Adam gitmeye hazırlanınca Hatice eteğini toplayıp yanıma yaklaştı. "Sen kurtuldun" elini kalbine koydu ve gülümsedi "sevindim." Kamptaki kadar kötü konuşmuyordu ama Türk olmadığından emindim hâlâ. Samimiyetine karşılık vermedim. Yalan söylediğini yüzüne vuracak oldum, gereksiz buldum. "Kendine iyi bak." Elini sıkmam için bir hamle yaptı. Başımı salladım olumsuz anlamda. Bu gün teşkilatı, Duru'yu, bana kaçırılmamı hatırlatacak herhangi birini görmek istemiyordum. "Tamam..." Yine de kibarlığını bozmadı ve geriye çekilip onu bekleyen adamın yanına gitti.

"Onun görevi..." Asaf Hatice'yi savunmaya başlayacaktı ki durmasını sağladım. Arkamı dönüp kumların üstünde yürüdüm biraz. Yorgun, aç ve üzgündüm. Her yanım ağrıyordu, şükür ki yıkanacak fırsatım olmuştu. Bu şartlar altında Hatice'nin göreviyle ilgilenmiyordum. Araba sesi duyulana kadar arkam dönüktü askerlere. Sonra irkildim. Şehirden uzağa bırakılan üvey evlatlar gibi, çölün ortasında terk etmeyeceklerdi beni değil mi? Başımı çevirip hareketlenen arabaya baktım.

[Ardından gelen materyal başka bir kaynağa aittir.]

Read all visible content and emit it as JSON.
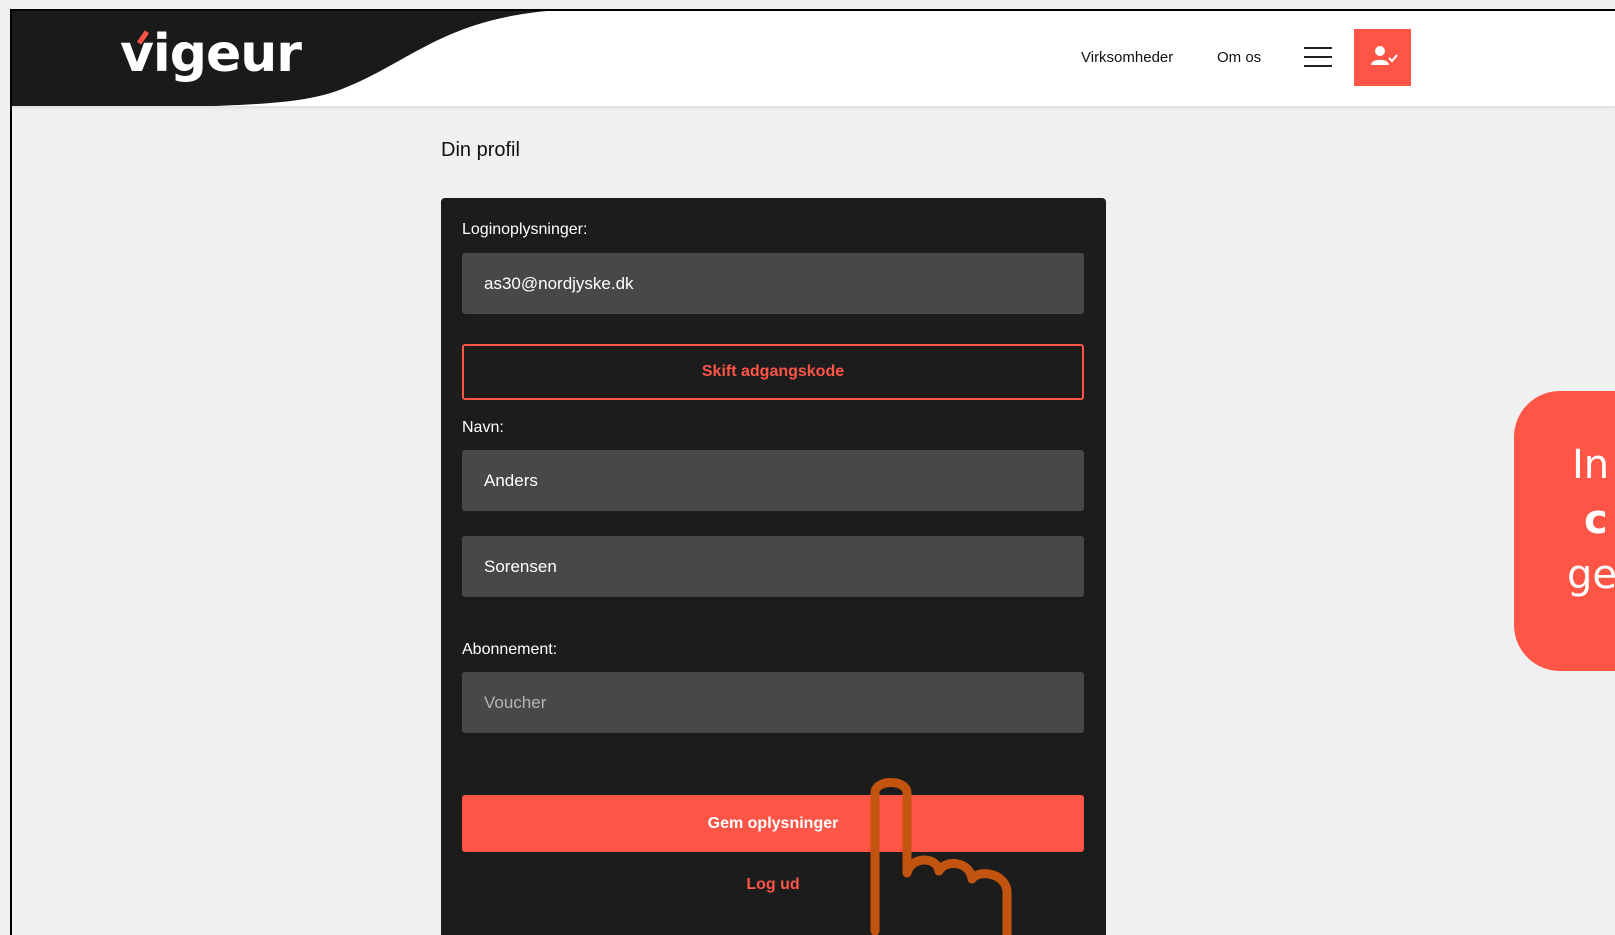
{
  "header": {
    "logo": "vigeur",
    "nav": [
      "Virksomheder",
      "Om os"
    ],
    "menu_icon": "hamburger-menu-icon",
    "user_icon": "user-check-icon"
  },
  "page": {
    "title": "Din profil"
  },
  "profile_form": {
    "login_label": "Loginoplysninger:",
    "email_value": "as30@nordjyske.dk",
    "change_password_label": "Skift adgangskode",
    "name_label": "Navn:",
    "first_name_value": "Anders",
    "last_name_value": "Sorensen",
    "subscription_label": "Abonnement:",
    "voucher_placeholder": "Voucher",
    "save_label": "Gem oplysninger",
    "logout_label": "Log ud"
  },
  "callout": {
    "line1": "In",
    "line2": "c",
    "line3": "ge"
  },
  "colors": {
    "accent": "#ff5547",
    "card_bg": "#1c1c1c",
    "field_bg": "#484848",
    "page_bg": "#f0f0f0",
    "pointer_outline": "#c25410"
  }
}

"Hey!" diye bağırdım. Üstüne toz gelmesin diye kenara çekilen Asaf'ı görünce durdum. Hatice ve yanındaki adam arabayı alıp gitmişti. Biz ne yapacaktık? "Niye verdin arabayı?" Uzaktan cevap vermek yerine, çantanın sapını tutup yanıma yaklaşmaya başladı. Büyük adımlarla aramızdaki mesafeyi azalttı.

"Araba takip ediliyordu" dedi. "Bizim bulunmamamız lazım, öyle değil mi? Onlar başka yöne gidecek, hedef şaşırtacağız yani."

"Sen niye yapıyorsun bunu?" Hayretime karşın güldü hafifçe. Beni teşkilattan saklama işinde fazlasıyla ciddiydi. Her yeni adımında buna inanıyordum.